I started a new daily routine.  Fresh off losing my job, I stopped setting my alarm every morning and instead let my body tell me when to wake up.  That felt amazing.  It was a wonderful development, a shift for the better.

I have slowly watched myself spring back to life in various ways, many of them unanticipated.  I am noticeably more rested, far less stressed (even given the world situation at large), more focused, more involved in my life than before.   I notice myself paying attention when the clock shows 11:13am, or 1:42pm, or any other moment of the day formerly consumed by working or commuting or just plain being busy, busy, busy.  Not everyone has had such an experience.  I know this.  For me, I am grateful for these gifts of time and presence.  I needed a break from the insanity of the daily grind, and I surely got one.  It didn't come in the package I envisioned, but really:  Who am I to say how it should show up?  

I began taking long walks each day, affectionately coined my "prison walks".  These are often spectacular.  Why?  Well, they have no aim or direction.  There is no True North on a prison walk.  I simply pick an area to roam at a social distance and off I go.  During these jaunts I listen to music, catch up with friends and family, sometimes accomplishing both things simultaneously on a really good day.  I get to feel the sun on my skin.  I see Northern California springtime unfolding all around me.  There are flowers, bushes, and plants all coming to life with a quiet gusto.  I hear birds chirping, which is not a big deal or out of the ordinary until I try to recall the last time the sounds of nature were my main form of entertainment.  (Hint: It was not recent.)

I cook a meal about once a week.  Having roommates now and with a shelter-in-place order hanging over us for nearly two months, the time was right for me to rediscover the kitchen.  I  see how I have a signature meal I love to prepare for certain people and/or occasions:  Lasagna, homemade sauce, and meatballs.  And don’t forget the peanut butter pie for dessert.  

From there I have been branching out a little and attempting some dishes that my mom used to make, but that I had previously been afraid to try doing on my own.  To my happy surprise, these have mostly come out tasty.  I look forward to my weekly turn at chef night.  Some part of me really enjoys cooking.  Probably the Italian part, if I had to guess.

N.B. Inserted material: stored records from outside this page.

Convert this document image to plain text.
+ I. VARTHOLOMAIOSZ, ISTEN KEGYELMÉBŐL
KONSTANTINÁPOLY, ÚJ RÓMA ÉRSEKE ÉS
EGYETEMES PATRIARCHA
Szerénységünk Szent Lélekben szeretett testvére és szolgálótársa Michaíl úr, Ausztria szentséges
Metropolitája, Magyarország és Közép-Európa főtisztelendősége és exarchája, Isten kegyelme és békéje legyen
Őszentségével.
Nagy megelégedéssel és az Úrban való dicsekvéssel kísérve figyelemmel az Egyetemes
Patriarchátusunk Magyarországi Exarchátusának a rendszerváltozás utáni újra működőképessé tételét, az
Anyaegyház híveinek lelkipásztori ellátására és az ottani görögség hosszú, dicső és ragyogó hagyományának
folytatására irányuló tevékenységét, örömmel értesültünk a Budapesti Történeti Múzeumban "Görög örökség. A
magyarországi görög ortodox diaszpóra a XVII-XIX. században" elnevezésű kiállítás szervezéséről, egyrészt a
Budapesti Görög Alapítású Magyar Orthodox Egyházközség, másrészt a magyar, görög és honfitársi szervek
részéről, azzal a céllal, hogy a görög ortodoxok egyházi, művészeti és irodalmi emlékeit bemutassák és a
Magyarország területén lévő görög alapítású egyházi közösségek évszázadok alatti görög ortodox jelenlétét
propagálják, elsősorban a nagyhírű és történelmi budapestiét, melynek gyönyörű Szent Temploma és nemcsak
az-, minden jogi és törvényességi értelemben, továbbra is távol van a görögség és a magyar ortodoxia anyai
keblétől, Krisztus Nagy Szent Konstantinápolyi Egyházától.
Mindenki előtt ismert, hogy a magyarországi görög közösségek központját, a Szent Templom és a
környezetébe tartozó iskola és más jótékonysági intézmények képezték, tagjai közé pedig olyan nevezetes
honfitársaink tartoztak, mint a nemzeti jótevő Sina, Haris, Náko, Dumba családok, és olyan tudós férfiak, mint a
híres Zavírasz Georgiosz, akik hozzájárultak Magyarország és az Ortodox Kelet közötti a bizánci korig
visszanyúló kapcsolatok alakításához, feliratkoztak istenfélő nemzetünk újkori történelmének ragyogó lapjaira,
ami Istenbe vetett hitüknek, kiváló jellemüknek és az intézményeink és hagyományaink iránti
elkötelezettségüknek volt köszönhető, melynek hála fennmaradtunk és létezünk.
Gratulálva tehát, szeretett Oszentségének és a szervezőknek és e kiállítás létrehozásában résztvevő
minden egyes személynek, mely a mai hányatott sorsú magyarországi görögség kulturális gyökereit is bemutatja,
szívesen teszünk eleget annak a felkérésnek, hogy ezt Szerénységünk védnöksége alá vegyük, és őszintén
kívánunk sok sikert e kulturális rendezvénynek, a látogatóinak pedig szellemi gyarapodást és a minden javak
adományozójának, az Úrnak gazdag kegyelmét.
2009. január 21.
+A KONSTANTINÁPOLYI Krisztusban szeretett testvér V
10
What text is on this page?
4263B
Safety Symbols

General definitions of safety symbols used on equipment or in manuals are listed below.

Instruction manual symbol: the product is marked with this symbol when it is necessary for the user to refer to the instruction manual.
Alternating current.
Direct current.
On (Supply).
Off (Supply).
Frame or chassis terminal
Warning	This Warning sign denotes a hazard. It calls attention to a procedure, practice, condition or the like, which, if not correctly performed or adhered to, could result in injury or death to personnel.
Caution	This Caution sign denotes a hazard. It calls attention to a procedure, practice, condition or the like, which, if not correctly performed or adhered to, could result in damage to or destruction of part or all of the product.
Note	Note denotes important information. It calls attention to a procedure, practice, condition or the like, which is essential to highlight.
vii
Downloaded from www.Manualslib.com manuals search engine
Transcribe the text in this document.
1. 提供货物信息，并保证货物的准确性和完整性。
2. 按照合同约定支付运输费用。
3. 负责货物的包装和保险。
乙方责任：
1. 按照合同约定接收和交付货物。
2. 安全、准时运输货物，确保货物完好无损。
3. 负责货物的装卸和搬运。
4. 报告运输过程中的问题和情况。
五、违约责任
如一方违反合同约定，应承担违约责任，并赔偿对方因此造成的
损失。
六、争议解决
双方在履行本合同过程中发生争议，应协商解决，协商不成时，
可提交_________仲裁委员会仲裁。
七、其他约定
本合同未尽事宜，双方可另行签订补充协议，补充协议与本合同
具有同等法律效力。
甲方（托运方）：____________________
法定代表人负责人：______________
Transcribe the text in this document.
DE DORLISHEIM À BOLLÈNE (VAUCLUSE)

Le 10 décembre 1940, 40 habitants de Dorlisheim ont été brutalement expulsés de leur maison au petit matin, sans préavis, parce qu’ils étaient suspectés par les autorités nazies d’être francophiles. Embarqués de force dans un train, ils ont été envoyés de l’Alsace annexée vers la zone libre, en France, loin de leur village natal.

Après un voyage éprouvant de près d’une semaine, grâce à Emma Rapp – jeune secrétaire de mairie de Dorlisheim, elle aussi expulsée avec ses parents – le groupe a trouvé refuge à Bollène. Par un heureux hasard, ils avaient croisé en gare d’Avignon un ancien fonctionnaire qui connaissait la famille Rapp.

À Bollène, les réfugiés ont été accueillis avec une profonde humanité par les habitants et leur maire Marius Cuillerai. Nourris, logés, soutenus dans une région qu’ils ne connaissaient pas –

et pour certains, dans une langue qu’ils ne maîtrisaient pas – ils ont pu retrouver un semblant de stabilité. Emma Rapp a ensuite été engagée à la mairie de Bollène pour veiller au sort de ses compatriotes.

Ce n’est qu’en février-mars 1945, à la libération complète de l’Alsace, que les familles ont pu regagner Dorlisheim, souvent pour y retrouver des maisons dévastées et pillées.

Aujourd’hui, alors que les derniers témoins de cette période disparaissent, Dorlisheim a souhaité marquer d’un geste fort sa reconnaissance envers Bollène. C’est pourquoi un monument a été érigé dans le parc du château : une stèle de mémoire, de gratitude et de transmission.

Amidst the pandemic, I have tried to maintain my little corner of the world.  To keep my head on straight.  I limit my news intake to a bare minimum, a trickle here and there.  Even at that, I do not consider myself to be uninformed.  I just...well.  You know.  I don't have to watch it if I don't want to.  Nobody does.   

I do not proclaim to be a virus expert.  I am not a scientist, nor a doctor.  I don't aspire to be a mask-shamer to the rest of the gen-pop when all anyone is trying to do is survive as best they can.  I don't want to live a cynical existence.  That just seems wasteful.  I never have to let fear rule over me, nor do I have to allow somebody else's fears to do the same.

I don't need to be right about the latest stats or conspiracy theories.  If I look hard enough I can always find some shred of evidence out there to support anything I think is "the truth".  Doesn't mean I would be correct, only means that such extensive research comes with a hefty price tag on my sanity and a jangle on my nerves.  Who needs that.

I am caring less about being right and more about being happy than I did before this whole thing started.  I want to feel good about life.  To find hope.  Some days are harder than others, sure.  But I never stop looking.  That feels as important as anything else.

Oh, and I am back to work since last week.  Doesn’t feel anything like it did before.   But then, nothing really does.